De acordo com ex-funcionários da Binance, a equipe da empresa criou a PancakeSwap internamente em 2020 porque a corretora queria se firmar na chamada febre das finanças descentralizadas (Defi) das criptomoedas. A plataforma permanece sob a supervisão da Binance, disseram os ex-funcionários.

A plataforma de negociação da PancakeSwap é baseada na rede blockchain da Binance, um tipo de ecossistema de software no qual desenvolvedores criam novos programas.

Desde o final de maio, as negociações de USD1 dispararam na PancakeSwap, saltando de algumas dezenas de milhões de dólares por dia para, regularmente, mais de US$ 1 bilhão.

Mais de 90% das negociações de USD1 ocorreram na PancakeSwap, de acordo com dados da plataforma e do rastreador de dados CoinMarketCap.

A World Liberty se gabou da crescente demanda dos clientes por USD1, afirmando em junho que seus volumes de negociação ultrapassaram brevemente os de outra stablecoin maior.

“Estou muito orgulhoso desta conquista”, tuitou Eric Trump.

A demanda por USD1 não aconteceu porque os clientes o usaram para pagamentos ou para armazenar seus ativos em criptomoedas, que é o propósito típico das stablecoins.

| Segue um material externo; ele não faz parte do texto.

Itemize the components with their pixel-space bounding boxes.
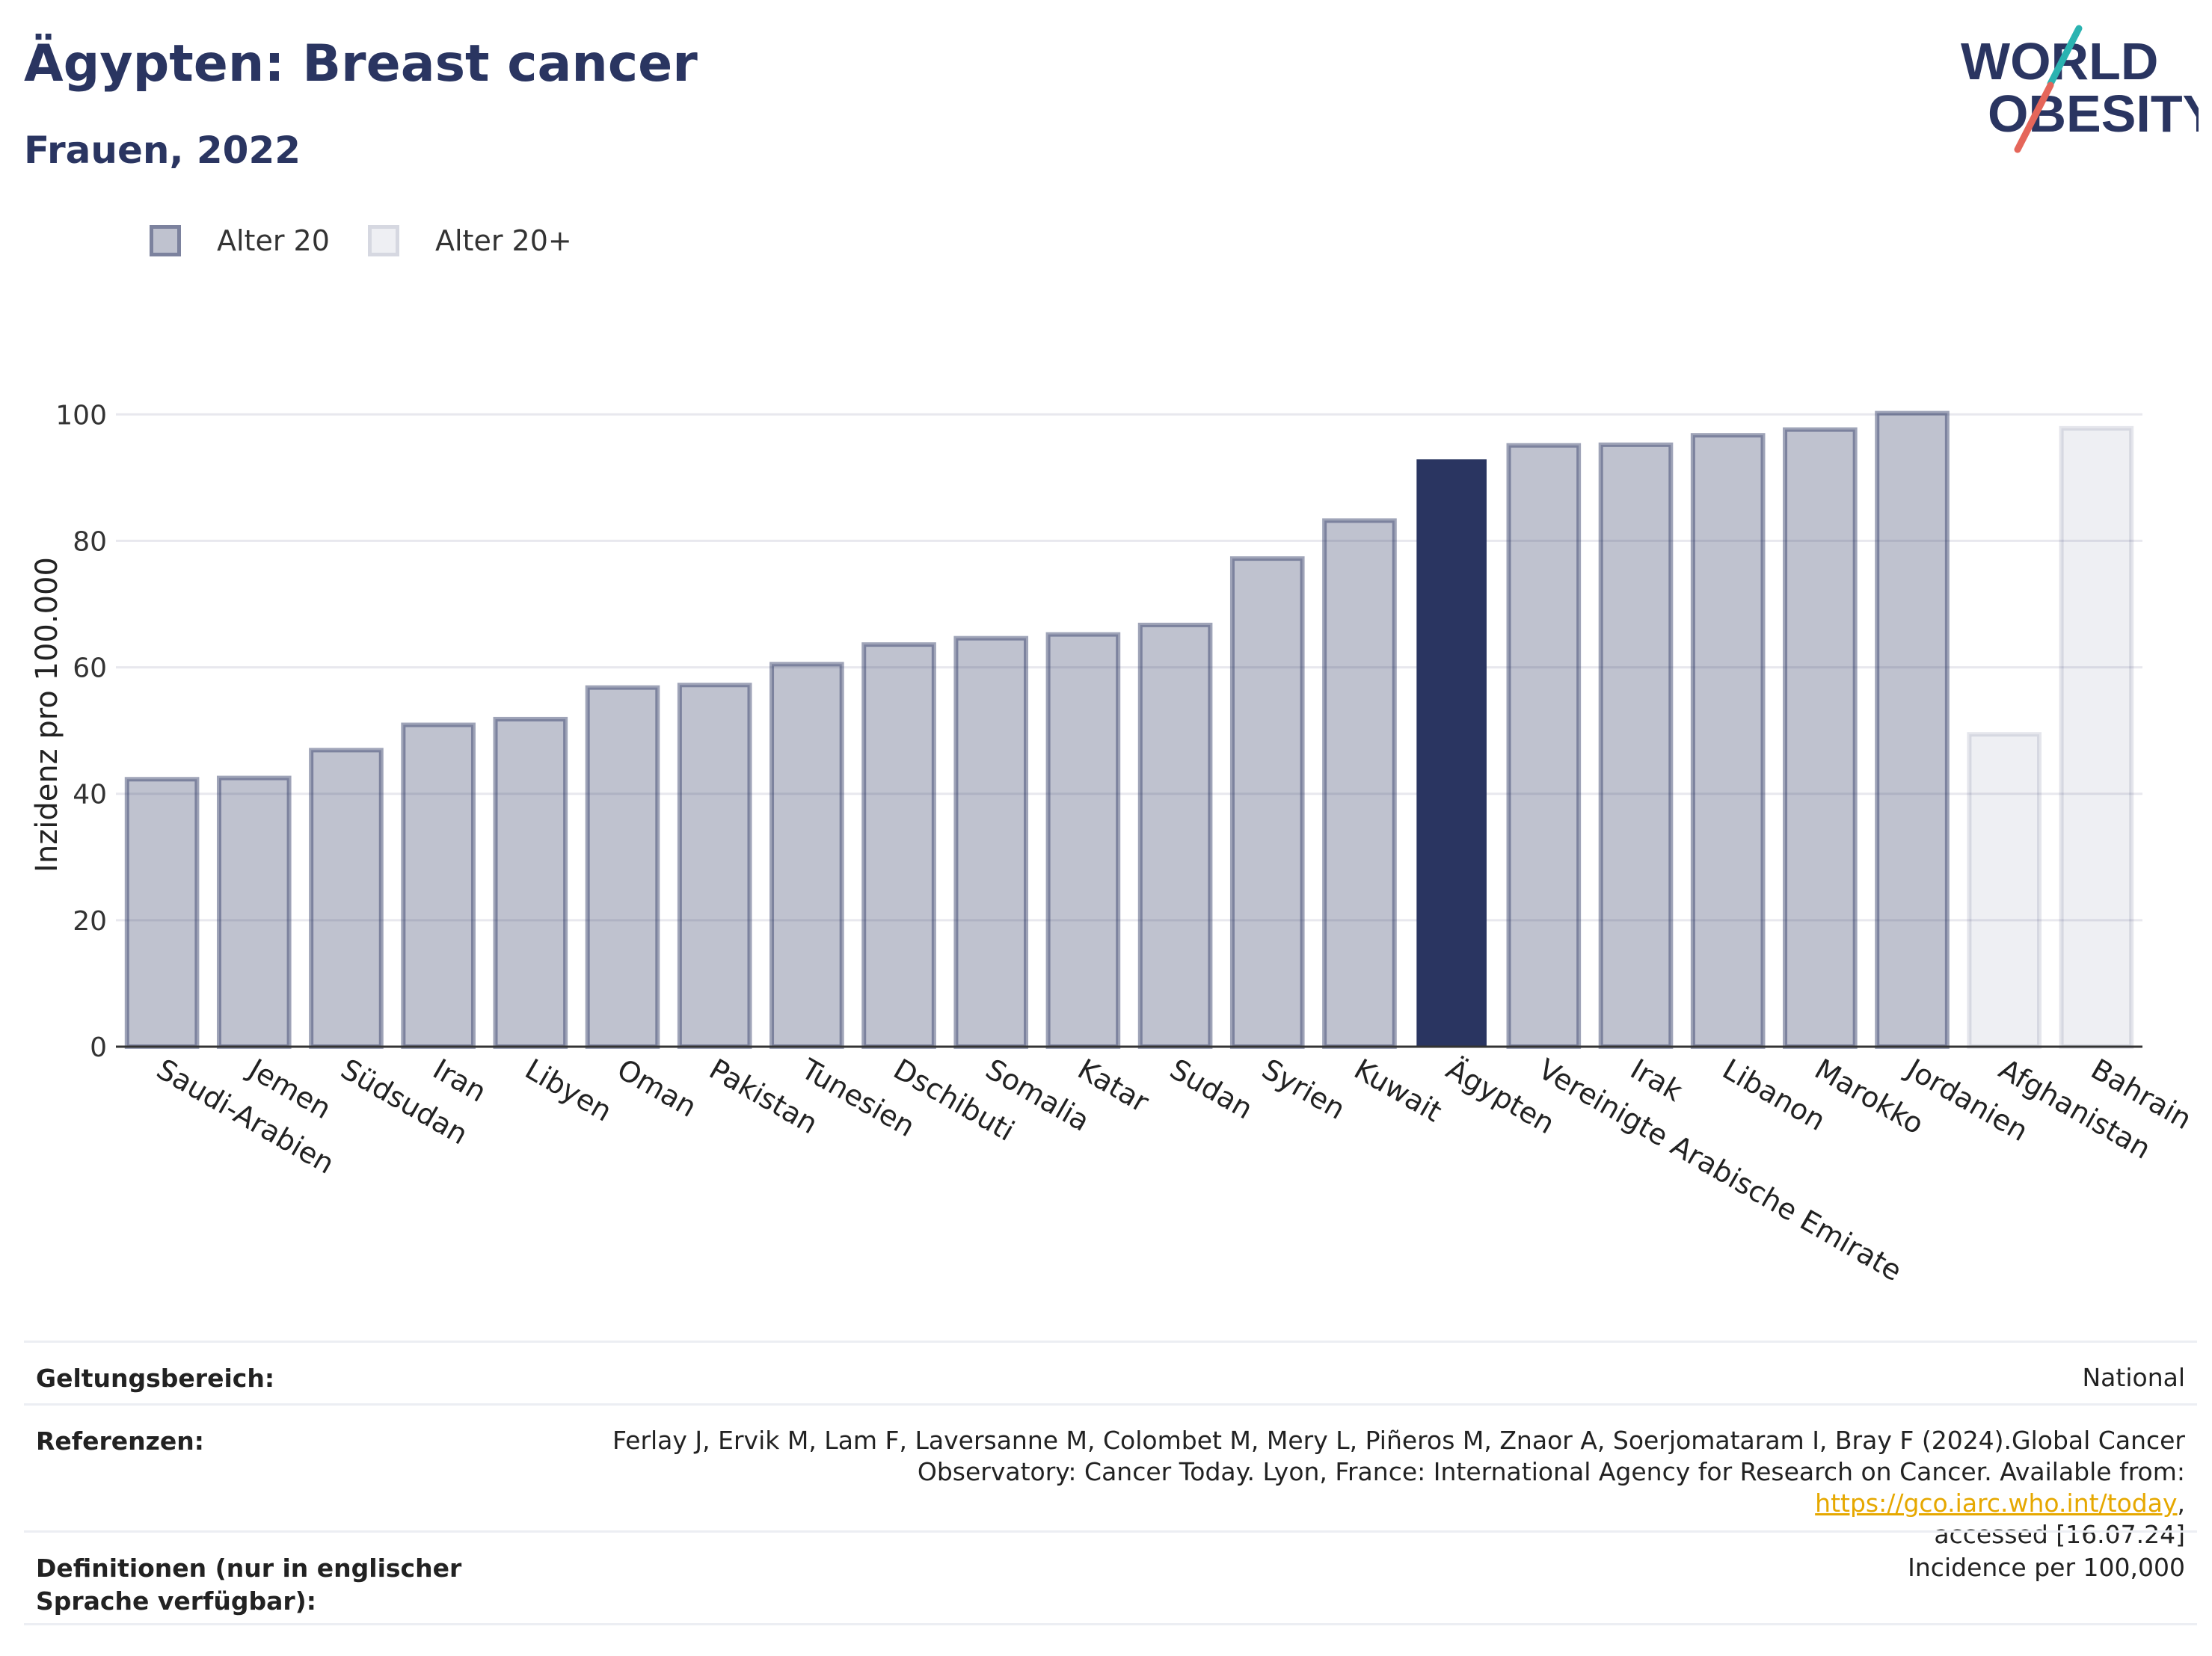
y-tick-label: 60 (73, 653, 107, 684)
x-tick-label: Syrien (1256, 1053, 1351, 1126)
footer-value-scope: National (2082, 1363, 2185, 1392)
reference-link[interactable]: https://gco.iarc.who.int/today (1815, 1489, 2178, 1518)
bar-6 (677, 683, 752, 1049)
footer-row-definitions: Definitionen (nur in englischer Sprache … (24, 1530, 2197, 1625)
reference-line-3: accessed [16.07.24] (1934, 1520, 2185, 1549)
reference-line-1: Ferlay J, Ervik M, Lam F, Laversanne M, … (612, 1426, 2185, 1455)
y-tick-label: 0 (90, 1032, 107, 1063)
bar-8 (861, 642, 936, 1049)
world-obesity-logo: WORLD OBESITY (1961, 25, 2199, 153)
chart-footer: Geltungsbereich: National Referenzen: Fe… (24, 1341, 2197, 1625)
bar-12 (1229, 556, 1305, 1049)
y-axis-title: Inzidenz pro 100.000 (30, 557, 64, 872)
y-tick-label: 100 (55, 400, 107, 431)
x-tick-label: Sudan (1164, 1053, 1259, 1126)
x-tick-label: Libyen (520, 1053, 618, 1128)
legend-swatch-alter-20-plus (368, 225, 399, 256)
bar-21 (2059, 425, 2134, 1050)
x-tick-label: Kuwait (1348, 1053, 1447, 1129)
footer-row-references: Referenzen: Ferlay J, Ervik M, Lam F, La… (24, 1403, 2197, 1549)
footer-label-scope: Geltungsbereich: (36, 1364, 275, 1393)
bar-19 (1875, 410, 1950, 1049)
bar-10 (1045, 632, 1121, 1049)
bar-7 (769, 662, 844, 1049)
bar-13 (1322, 518, 1397, 1049)
reference-line-2-text: Observatory: Cancer Today. Lyon, France:… (917, 1457, 2185, 1486)
x-tick-label: Libanon (1717, 1053, 1831, 1137)
page-title: Ägypten: Breast cancer (24, 34, 698, 93)
bar-14 (1416, 459, 1487, 1047)
y-tick-label: 20 (73, 906, 107, 937)
bar-2 (309, 748, 384, 1049)
bar-3 (401, 722, 476, 1049)
x-tick-label: Irak (1625, 1053, 1688, 1108)
bar-9 (953, 635, 1029, 1049)
logo-slash-coral (2014, 81, 2054, 153)
page-subtitle: Frauen, 2022 (24, 129, 301, 172)
legend-label-alter-20: Alter 20 (217, 224, 330, 257)
bar-11 (1137, 622, 1213, 1049)
x-tick-label: Iran (428, 1053, 492, 1109)
bar-16 (1598, 442, 1674, 1049)
bar-1 (216, 775, 292, 1049)
legend-swatch-alter-20 (150, 225, 181, 256)
bar-17 (1690, 433, 1766, 1050)
footer-value-references: Ferlay J, Ervik M, Lam F, Laversanne M, … (577, 1425, 2185, 1551)
bar-0 (124, 777, 200, 1050)
logo-slash-teal (2047, 25, 2083, 87)
bar-18 (1783, 427, 1858, 1049)
footer-label-definitions: Definitionen (nur in englischer Sprache … (36, 1554, 462, 1616)
bar-4 (493, 716, 568, 1049)
logo-text-obesity: OBESITY (1988, 84, 2199, 143)
footer-value-definitions: Incidence per 100,000 (1908, 1553, 2185, 1582)
legend-label-alter-20-plus: Alter 20+ (435, 224, 572, 257)
footer-label-references: Referenzen: (36, 1426, 204, 1456)
bar-20 (1967, 732, 2042, 1050)
footer-row-scope: Geltungsbereich: National (24, 1341, 2197, 1403)
reference-line-2-comma: , (2177, 1489, 2186, 1518)
y-tick-label: 40 (73, 780, 107, 810)
bar-15 (1506, 443, 1582, 1049)
x-tick-label: Oman (612, 1053, 702, 1124)
reference-line-2: Observatory: Cancer Today. Lyon, France:… (577, 1456, 2185, 1519)
y-tick-label: 80 (73, 526, 107, 557)
bar-5 (585, 685, 660, 1049)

Mas sim porque os investidores em criptomoedas buscavam prêmios de até US$ 1 milhão por gerar o máximo possível de negociações com USD1 como parte de uma “motivação de liquidez”, de acordo com pessoas que participaram da campanha e pesquisadores que monitoram dados de negociação.

“A narrativa principal no ecossistema é que a Binance está apoiando o USD1”, disse Trevor Xu, fundador da empresa de cripto-IA Tagger, sediada em Melbourne, Austrália, que competiu pela recompensa.

A Binance ajudou o USD1 de outras maneiras. Cerca de uma dúzia de tokens que são negociados com o USD1 aderiram recentemente a um programa da Binance chamado Binance Alpha, que promove entre seus usuários um grupo seleto de projetos de tokens em estágio inicial. O Binance Alpha incentiva criptomoedas em destaque a serem negociadas na PancakeSwap, disseram pessoas familiarizadas com o programa.

“Bom trabalho, CZ! O USD1 está tomando conta da Binance”, diz o site Eagles Landing, que exibe uma tirinha de um Trump ensanguentado dando um soco.

Não foi possível descobrir quem está por trás do Eagles Landing. As linhas de código do site Eagles Landing contêm caracteres chineses, e a maioria dos administradores do canal do Telegram fala chinês. Eles não responderam aos pedidos de comentário.

Eagles Landing, Torch of Liberty, Tagger e outro token foram nomeados vencedores do concurso em meados de julho, dividindo a recompensa de US$ 1 milhão. Eles pagaram suas próprias recompensas aos usuários que mais negociaram USD1.